Even though his name is engraved in the seat, Riley feared the move was coming when a neighbouring block of 600 fans was turfed out last year for what he called “the prawn sandwich brigade” – the passionless corporate fans lambasted by the United captain Roy Keane in 2000.

He said: “I now have the pleasure of sitting next to them. I don’t begrudge them [but] they spend more time taking selfies than anything else. They’re not hardcore supporters.”

By the start of the next Premier League season in August, about 1,100 lifelong fans will have been forced to make way for hospitality in the Sir Bobby Charlton stand since Ratcliffe’s arrival in February 2024.

Ratcliffe at Old Trafford in 2024. Photograph: Plumb Images/Leicester City FC/Getty Images

Riley’s father-in-law, Laurie Cassidy, played for United’s first team under Busby in the late 1940s, with several of his trophies in the club museum.

Cassidy, who died in 2010, taught the club greats Nobby Stiles and Brian Kidd while headteacher at St Patrick’s primary school, in Collyhurst, and later worked for United, helping trainees including a young David Beckham.

Riley, who lives in Sutton Coldfield, Birmingham, still attends virtually every home game despite the 180-mile, near four-hour round trip to Old Trafford. From next season, he has been told he will no longer be able to sit next to his son as there are not two available seats together.

“It’s going more like American football,” Riley said, with top English clubs increasingly banking on big-spending visitors rather than long-serving fans who “just want to watch the football, support the team and have a moan and groan”.

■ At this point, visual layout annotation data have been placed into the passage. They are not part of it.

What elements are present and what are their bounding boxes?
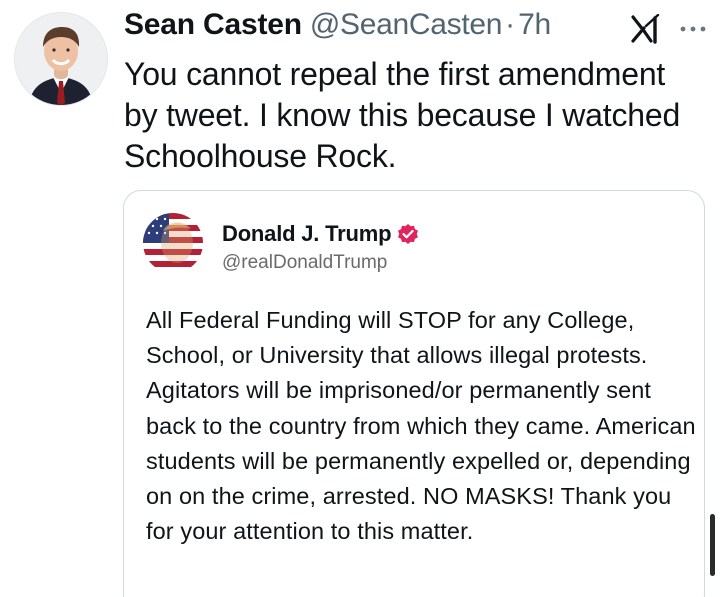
quoted-tweet-text: All Federal Funding will STOP for any Co… [146, 307, 696, 545]
quoted-name-row: Donald J. Trump [222, 221, 419, 247]
tweet-text: You cannot repeal the first amendment by… [124, 56, 681, 174]
quoted-author-name[interactable]: Donald J. Trump [222, 221, 392, 247]
verified-badge-icon [398, 224, 419, 244]
scrollbar[interactable] [710, 514, 715, 576]
tweet-view: Sean Casten @SeanCasten · 7h You cannot … [0, 0, 720, 597]
quoted-author-handle[interactable]: @realDonaldTrump [222, 252, 387, 274]
quoted-author-avatar[interactable] [143, 213, 203, 273]
author-avatar-image [15, 13, 107, 105]
quoted-tweet-card[interactable]: Donald J. Trump @realDonaldTrump All Fed… [123, 190, 705, 597]
author-handle[interactable]: @SeanCasten [310, 8, 503, 42]
header-separator: · [505, 8, 516, 41]
tweet-timestamp[interactable]: 7h [518, 8, 551, 42]
author-name[interactable]: Sean Casten [124, 8, 302, 42]
grok-icon[interactable] [631, 14, 663, 44]
tweet-header: Sean Casten @SeanCasten · 7h [124, 8, 551, 48]
quoted-avatar-image [143, 213, 203, 273]
author-avatar[interactable] [14, 12, 108, 106]
more-options-icon[interactable] [678, 22, 708, 36]
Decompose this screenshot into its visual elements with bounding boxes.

Manchester United Supporters Trust (Must) said it always opposed compulsory moves for fans, and that “being moved for yet more hospitality is especially galling”.

A Must spokesperson said it was a “major concern” that families and wider groups could be split up in the moves, urging United to work with those affected.

There are concerns too that handing about 1,200 tickets to VIPs every year means those on the season ticket waiting list, who paid £100 for a deposit, will have to wait even longer for a seat.

Manchester United supporters at Old Trafford in January. Photograph: Carl Recine/Getty Images

Riley’s daughter, Catherine Riley, 49, accused the club’s leadership of an “absolute failure … to understand, let alone value, the fans that turn out whatever the weather, the day of the week or the competition to cheer their team on”.

She added: “I know that Premier League football is a business now, perhaps even more than it is a sport.

“But I am incensed by the treatment of my dad, who is not ‘high net worth’ enough to justify keeping a seat he has earned through a lifetime of supporting a club that is literally part of my family’s history.”

She said it was as though loyal fans were in an “abusive relationship” with the club, “whereby United are telling my dad he is not good enough even as he continues to show his unblinking loyalty to the club”.

“He is going to accept being moved to another seat with a poorer view of the pitch because he cannot leave – and they know that,” she said.

As it stands, Riley and hundreds of others will return to their seats only four more times before the VIPs move in. Their final Premier League match at Old Trafford this season will be on 17 May against Nottingham Forest.

The club said it was committed to keeping families and groups together during the relocations, which it acknowledged were inconvenient and could have an emotional impact on fans.